« FileMaker Pro 19.2.2 … | Home | Seven things to add t… »

Watching for Errors with MBS Plugin

When you use our MBS FileMaker Plugin, you will make a lot of calls to the plugin. Most will succeed, but some will fail. Do you notice when something fails?

IsError function

We see a lot of clients coding without checking for error state. But not all function calls succeed and our MBS FileMaker Plugin keeps a last error state for you. Even on server with multiple scripts running in parallel, we keep an error state per script. You can query it with MBS("IsError") to see if the last function call returned an error.

You may do an error check each time you call a function with an If script step and handle the script. You may even write a log entry in a text file (Text.AppendTextFile) or database (FM.InsertRecord). We have a nice custom function for this in this blog article to log Get(LastError) results, but you can adapt it to MBS FileMaker Plugin with using IsError function: Looping over records in FileMaker with error checking

Trace function

Every MBS Plugin user should know about the Trace function. This function allows you to write a log call of all MBS function calls made. This allows you to see your scripts run from the point of view of our plugin. You may see where you create, where you use and where you release objects. Once enabled, it stays active until you quit the current process, e.g. FileMaker Pro. Or you run Trace.Off function later.

If you pass a native file path to the Trace function, we create a log file there. But if you pass empty path, the log goes to the debug console. On macOS you can find it in Console.app, best by searching for MBS. On Windows you can use DebugView.exe from Microsoft. On a linux or macOS server the output goes to stderr log files in Logs folder. On Windows you can run DebugView.exe as admin, enable global Win32 listening and see live log messages in the window. Like in this screenshot:

You can configure trace with Trace.SetWithTimes function to include time stamps for each call. The plugin by default logs also evaluate calls from the plugin as well as scripts triggered. Our plugin keeps an eye on what is current file and script names, so we can log if they change.

Here is a sample output:

Script "TraceTest" in file "Contacts".
MBS Plugin call #4 with 3 parameters at 17.03.2021 15:55:50.
Parameter 0: "Window.SetToolbarVisible"
Parameter 1: "test"
Parameter 2: 0
Result at 17.03.2021 15:55:50 #4: "[MBS] Invalid window reference: test"

As you see it reports the script and file name. Then you see the call with a number, parameter count and timestamp. Next it lists parameters and later comes the result line. The result line shows als a timestamp and if the function takes longer, we also log the duration of the function call. If you have calls without result lines, that means a crash within the plugin and you should contact us, so we can debug the issue. Otherwise you the see the result here.

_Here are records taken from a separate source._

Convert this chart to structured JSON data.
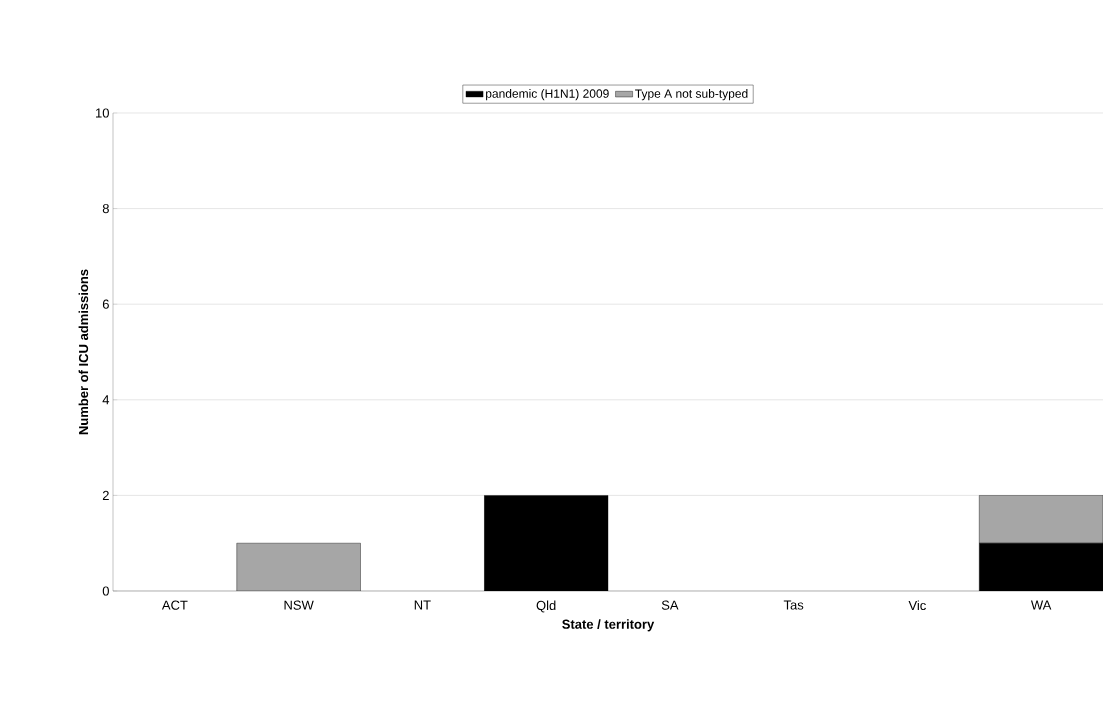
{
  "chart_data": {
    "type": "bar",
    "stacked": true,
    "xlabel": "State / territory",
    "ylabel": "Number of ICU admissions",
    "categories": [
      "ACT",
      "NSW",
      "NT",
      "Qld",
      "SA",
      "Tas",
      "Vic",
      "WA"
    ],
    "series": [
      {
        "name": "pandemic (H1N1) 2009",
        "color": "#000000",
        "values": [
          0,
          0,
          0,
          2,
          0,
          0,
          0,
          1
        ]
      },
      {
        "name": "Type A not sub-typed",
        "color": "#a6a6a6",
        "values": [
          0,
          1,
          0,
          0,
          0,
          0,
          0,
          1
        ]
      }
    ],
    "ylim": [
      0,
      10
    ],
    "yticks": [
      0,
      2,
      4,
      6,
      8,
      10
    ],
    "grid": "y",
    "legend": "top"
  }
}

Numbers, dates, times and timestamps are shown as they are, text in quotes and containers list their content with types, sizes and a preview of data. But output is limited to a few hundred characters. You may use this information to verify you pass the right data. Too often people pass a field, but they are not on the right layout or record, so no value or the wrong one is passed.

If you don't want to log all calls, you could limit yourself to log failed calls. Use Trace.SetErrorsOnly with value 1 to do this. If everything works fine, your trace log file may stay very small in size.

On a server you can use Trace.SetServerLogPath function to put trace log files in a folder and have each script use a different file name. We use some numbers and reuse them, so you may end up with a handful of files with various scripts logging to them.

You may also use Trace.EnableErrorNotifications function to have macOS show notifications for errors in scripts. This is a bit filtered to avoid to many bubbles and not to repeat them. And we close them after a few seconds.

You can add your own log messages to our trace file with Trace.WriteLine function. e.g. have within a script log some additional data like record IDs.

Error Script Trigger

We got a feature where MBS FileMaker Plugin can trigger a script to report errors. Use Plugin.SetErrorScriptTrigger to set which script to call. We pass a JSON to the script as parameter with details:

  • MBS function name
  • Parameter values
  • Result value
  • UserName
  • FileName
  • ScriptName
  • AccountName
  • HostName
  • RecordID
  • CurrentTimeStamp
  • LayoutTableName
  • LayoutName
  • WindowName
  • TraceID

In the script you can then log the error into your database.

See Utility functions/Trigger Script on Plugin Error example database.

Don't miss your error handling

So please do something about catching your errors. A script that run fine on Friday may fail silently on the next Monday. Why? Because on Friday you had a network disk mounted. Over the weekend you restarted your computer and now on Monday your file paths are pointing to the non existing network share.